The Cronin Effect, Quantum Evolution and the Color Glass Condensate
Jamal Jalilian-Marian, Yasushi Nara, Raju Venugopalan
TL;DR
The paper investigates the Cronin effect within Color Glass Condensate and McLerran–Venkugopalan frameworks using real-time lattice simulations of classical SU(3) Yang–Mills dynamics to model gluon production in heavy-ion collisions. It demonstrates a Cronin enhancement at intermediate transverse momentum in AA collisions and analyzes how color neutrality and non-factorized contributions influence low-$p_t$ suppression. For pA collisions, the study shows that quantum evolution via the BK equation preserves the Cronin enhancement when cross sections are normalized to the leading-twist limit, though the peak position shifts with energy and anomalous dimension changes. The work highlights the role of initial-state multiple scattering in generating the Cronin effect and compares its results with other CGC approaches, contributing to the interpretation of RHIC data and the understanding of NRQCD-like initial-state effects in high-energy nuclear collisions.
Abstract
We show that the numerical solution of the classical SU(3) Yang-Mills equations of motion in the McLerran-Venugopalan model for gluon production in central heavy ion collisions leads to a suppresion at low $p_t$ and an enhancement at the intermediate $p_t$ region as compared to peripheral heavy ion and pp collisions at the same energy.
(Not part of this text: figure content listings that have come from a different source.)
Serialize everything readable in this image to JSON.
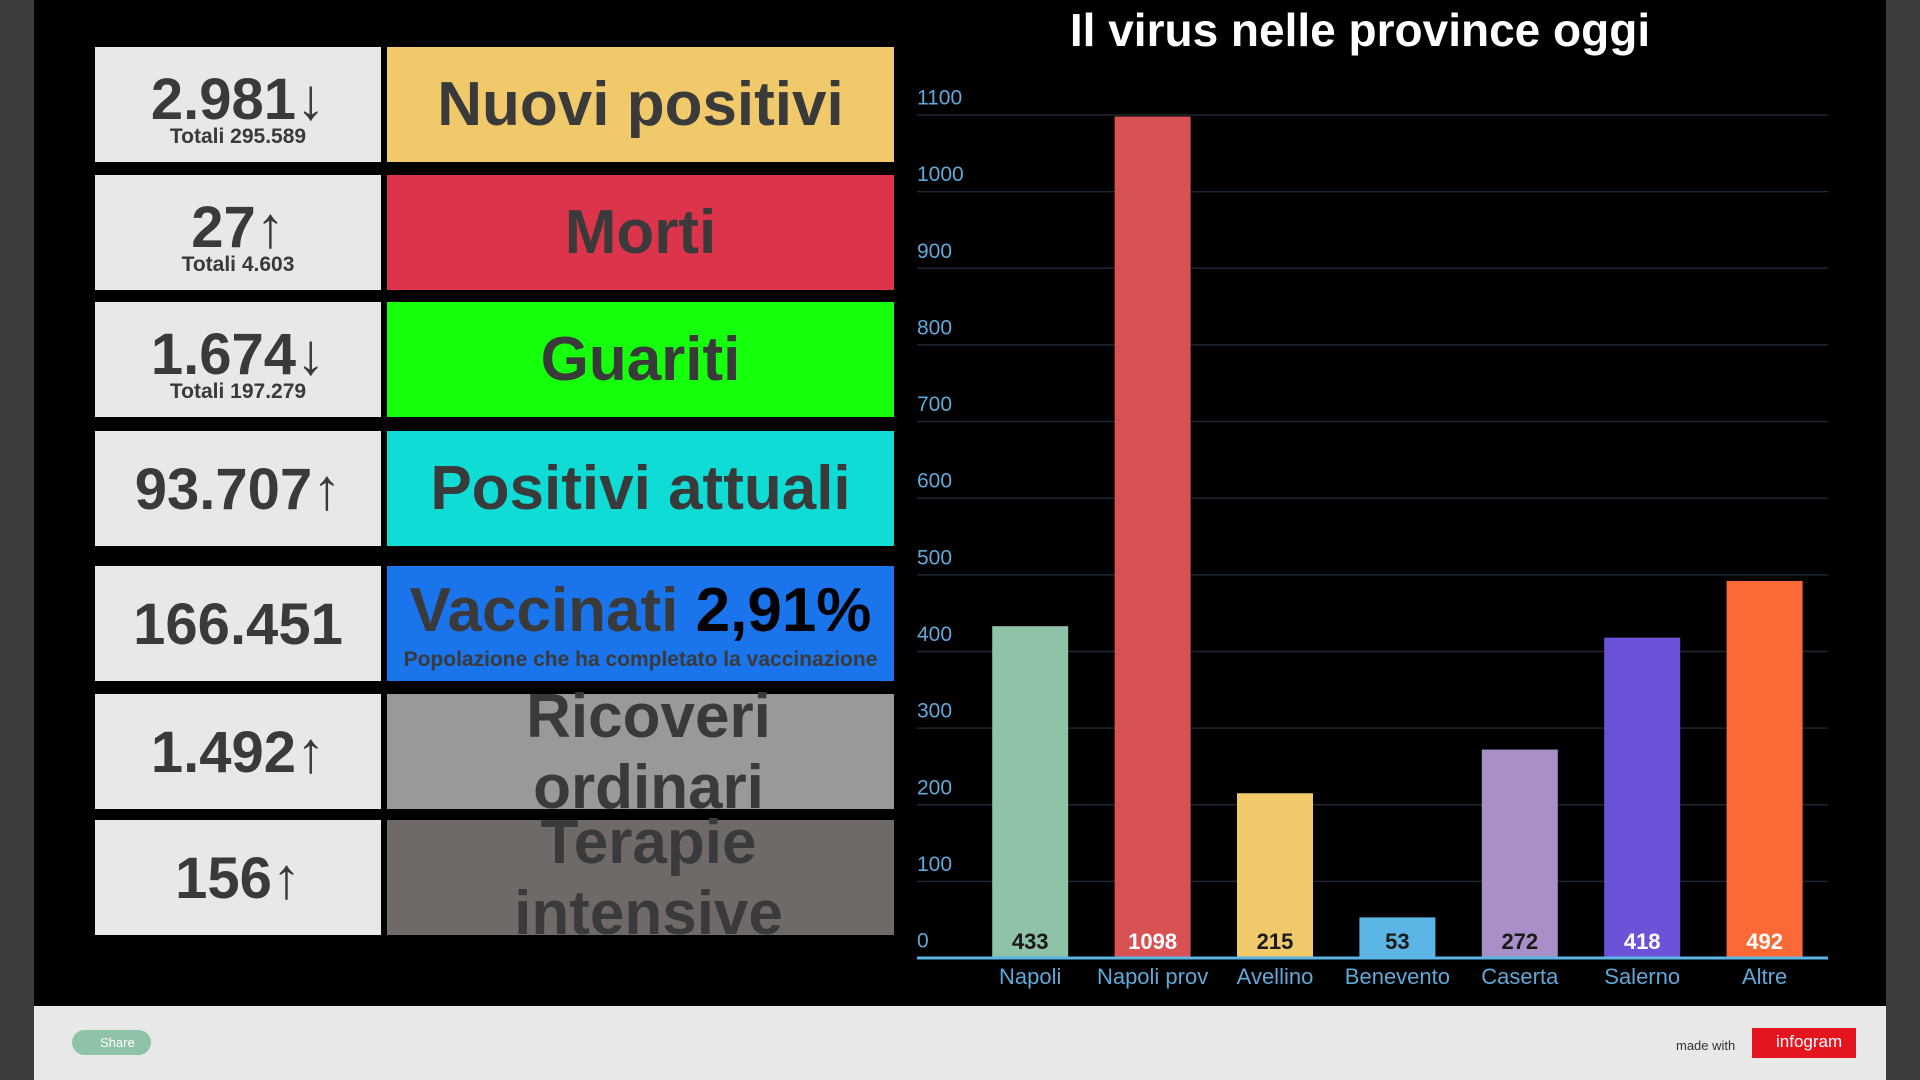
{
  "stats": [
    {
      "value": "2.981↓",
      "total": "Totali 295.589",
      "label": "Nuovi positivi",
      "color": "#f0c96b"
    },
    {
      "value": "27↑",
      "total": "Totali 4.603",
      "label": "Morti",
      "color": "#dc344a"
    },
    {
      "value": "1.674↓",
      "total": "Totali 197.279",
      "label": "Guariti",
      "color": "#16ff0c"
    },
    {
      "value": "93.707↑",
      "label": "Positivi attuali",
      "color": "#0fdcd4"
    },
    {
      "value": "166.451",
      "label": "Vaccinati",
      "highlight": "2,91%",
      "note": "Popolazione che ha completato la vaccinazione",
      "color": "#1a74ec"
    },
    {
      "value": "1.492↑",
      "label": "Ricoveri ordinari",
      "color": "#999999"
    },
    {
      "value": "156↑",
      "label": "Terapie intensive",
      "color": "#6f6a68"
    }
  ],
  "chart_data": {
    "type": "bar",
    "title": "Il virus nelle province oggi",
    "categories": [
      "Napoli",
      "Napoli prov",
      "Avellino",
      "Benevento",
      "Caserta",
      "Salerno",
      "Altre"
    ],
    "values": [
      433,
      1098,
      215,
      53,
      272,
      418,
      492
    ],
    "colors": [
      "#8ec3a7",
      "#d95253",
      "#f0c96b",
      "#5bb6e6",
      "#a98fc7",
      "#6c52d9",
      "#fb6a36"
    ],
    "ylim": [
      0,
      1100
    ],
    "yticks": [
      0,
      100,
      200,
      300,
      400,
      500,
      600,
      700,
      800,
      900,
      1000,
      1100
    ],
    "grid": true
  },
  "footer": {
    "share": "Share",
    "made_with": "made with",
    "brand": "infogram"
  }
}
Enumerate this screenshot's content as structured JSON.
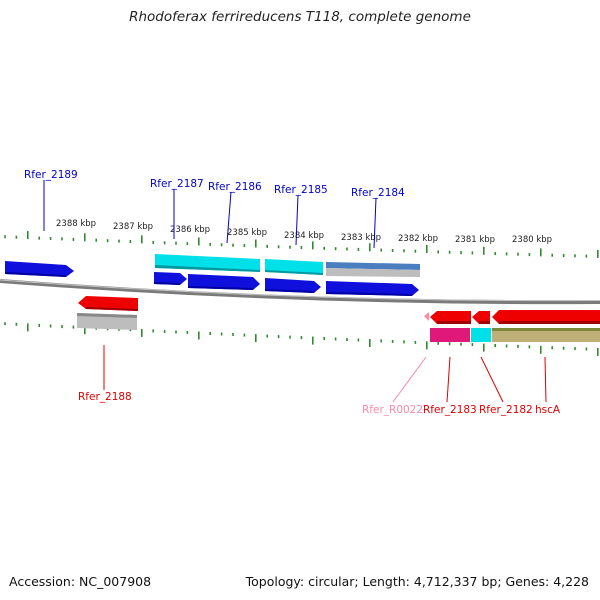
{
  "title": "Rhodoferax ferrireducens T118, complete genome",
  "footer": {
    "accession": "Accession: NC_007908",
    "summary": "Topology: circular; Length: 4,712,337 bp; Genes: 4,228"
  },
  "colors": {
    "tick": "#2e8b2e",
    "backbone": "#8a8a8a",
    "top_label": "#0000cc",
    "bottom_label": "#dd0000",
    "rna_label": "#ff88aa"
  },
  "kbp_labels": [
    "2388 kbp",
    "2387 kbp",
    "2386 kbp",
    "2385 kbp",
    "2384 kbp",
    "2383 kbp",
    "2382 kbp",
    "2381 kbp",
    "2380 kbp"
  ],
  "genes_top": [
    "Rfer_2189",
    "Rfer_2187",
    "Rfer_2186",
    "Rfer_2185",
    "Rfer_2184"
  ],
  "genes_bottom": [
    "Rfer_2188",
    "Rfer_R0022",
    "Rfer_2183",
    "Rfer_2182",
    "hscA"
  ]
}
Our results are compared to previous, Color Glass Condensate inspired calculations of gluon production in heavy ion collisions. We revisit the predictions of the Color Glass Condensate model for $pA$ ($dA$) collisions in Leading Order and show that quantum evolution--in particular the phenomenon of geometric scaling and change of anomalous dimensions--preserves the Cronin enhancement of $pA$ cross section (when normalized to the leading twist term) in the Leading Order approximation even though the $p_t$ spectrum can change. We comment on the case when gluon radiation is included.